Sarah Carr-Locke on Samuel Roy-Bois: Not a New World, Just an Old Trick

Sarah Carr-Locke | January 22, 2014

Sarah Carr-Locke, a PhD Candidate in archaeology at SFU and a one-time SFU Gallery weekend gallery sitter, produced this great text about Samuel Roy-Bois' Not a new world, just an old trick, which ran from September 14 - December 14, 2013. As Sarah explains here, the text is a reflection about a guided tour she lead of the exhibition. We're particularly interested in what she has to say about the curious social agency of objects. Thanks again, Sarah! Text begins below.

As the Saturday gallery attendant at SFU Gallery, I also happen to be a PhD Candidate in archaeology at SFU, specifically focused on museum anthropology.
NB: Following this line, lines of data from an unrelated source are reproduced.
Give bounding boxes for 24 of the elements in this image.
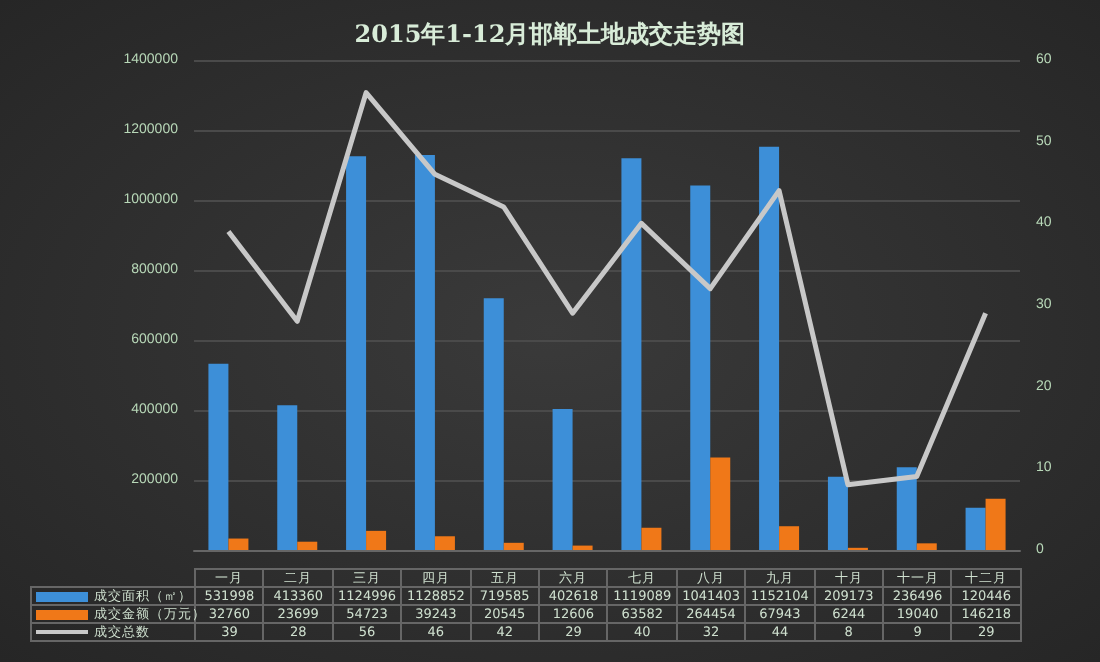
chart-title: 2015年1-12月邯郸土地成交走势图 [354, 20, 746, 48]
bar [297, 541, 318, 550]
bar [414, 154, 435, 550]
bar [759, 146, 780, 550]
bar [965, 507, 986, 550]
bar [346, 156, 367, 550]
bar [483, 298, 504, 550]
bar [208, 363, 229, 550]
bar [896, 467, 917, 550]
bar [827, 476, 848, 550]
bar [277, 405, 298, 550]
bar [641, 527, 662, 550]
bar [621, 158, 642, 550]
bar [779, 526, 800, 550]
bar [985, 498, 1006, 550]
bar [434, 536, 455, 550]
bar [710, 457, 731, 550]
bar [690, 185, 711, 550]
bar [916, 543, 937, 550]
bar [366, 530, 387, 550]
bar [552, 409, 573, 550]
bar [503, 542, 524, 550]
bar [228, 538, 249, 550]
line-series [225, 90, 989, 488]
Last November, I had the opportunity to give a lunchtime talk and tour of Samuel Roy-Bois' Not a new world, just an old trick, installed at the SFU Gallery, September 14 - December 14, 2013. The exhibition was a sculptural construction surrounded by twenty-two ink and graphite drawings. Roy-Bois then chose forty-nine works from the SFU Art Collection to display within the construction, creating a gallery within a gallery (see Samuel Roy-Bois' Not a new world, just an old trick for images of the exhibition). My talk was an opportunity to connect some of what I have been learning for my degree and my experience as a gallery attendant; I found Roy-Bois' piece thought provoking as a commentary on museum and gallery conventions.

"Materiality" is a topic I have explored from an archaeological and anthropological point of view for my PhD research. This body of theory explores the nature and physical characteristics of objects/artifacts; it questions the boundaries between "objects" and "subjects," and asks us to think about objects as active social agents in themselves, rather than as the results of human action. In this way, "things" have social lives that may in turn affect human behavior. From a fine art perspective, it seems obvious that works of art have social power, but within anthropology, this way of thinking about "things" has not always been the norm. My reading of Roy-Bois' work was informed by anthropological, archaeological and museological concepts of materiality and object agency.

Upon entering the gallery, the visitors were confronted with Roy-Bois' sculptural construction. The construction created an atmosphere that was at once imposing and welcoming. How did the object/sculpture/construction demonstrate agency by stimulating and/or limiting human behaviour? Roy-Bois offered the audience an atypical interaction with art as they were allowed to touch, smell, walk and lie upon the construction. What is the social life of this object? As a small building, it is not what I would have typically imagined to be an "artwork." Roy-Bois' use of architectural sculpture caused me to reflect on my preconceived notions of what counts as an art object and to think about how this object manifested elements of material agency.

I am interested in how "things" change from being items used in the context of their culture of manufacture, to being "museum objects" used for research or displayed for public consumption behind glass. Roy-Bois' work explored this idea inside his construction, where he created a mini-gallery. There was a sense of both play and critical reflection on museum/gallery culture in his choice of pieces and the way he chose to display them. In contrast to the construction, the objects inside were to be viewed, not touched.

Visitors likely questioned how these diverse items and artworks came to be legitimized as valuable through their inclusion in the SFU collection. The average visitor is unlikely to have recognized many of the works or artists represented in the mini-gallery, and due to the lack of curatorial contextualizing, may be confused about their value, history or artistic worth. Recognizing some of the artworks, visitors might think that they "deserve" to be presented differently (for example, the Emily Carr work), and that some maybe should not have included in an art exhibition at all (a crystal ashtray? [1]). Thus, Roy-Bois showed us that context, display practices and knowledge about objects' history change our perception. Most of the objects were displayed unconventionally for an art gallery - hung somewhat roughly and not in straight lines or at typical sight lines.

As an anthropologist, I was curious to see how the visitors would react to the piece. The Saturday gallery visitors are by-and-large students who are up on campus on the weekend and happen to come across the gallery accidentally. Many of them are international students who live on campus - they are often visibly uncomfortable and unsure of how to read or interact with the artworks. These visitors seemed to find it easy to engage with Roy-Bois' installation and whether that was because the piece was dressed with pillows to encourage lounging, or because the piece gives the audience something to physically do by climbing inside to discover the SFU pieces. I believe that many of the visitors I hosted were not consciously aware of all of the artist's intended messages, but they enjoyed the show regardless. One of the strengths of this work was that it could be viewed and experienced in a variety of ways.

To my reading, Roy-Bois' Not a new world, just an old trick consciously played with the boundaries between audience and artwork, caused the visitors to reflect on the nature and value of "artworks"and mocked the culture of collection and display. Gallery visitors experienced the installation as an opportunity to explore, discover and physically engage with the work. The show broke down the boundaries between object and viewer, making gallery visitors an active part of the artwork and making for an opportunity to explore concepts of materiality.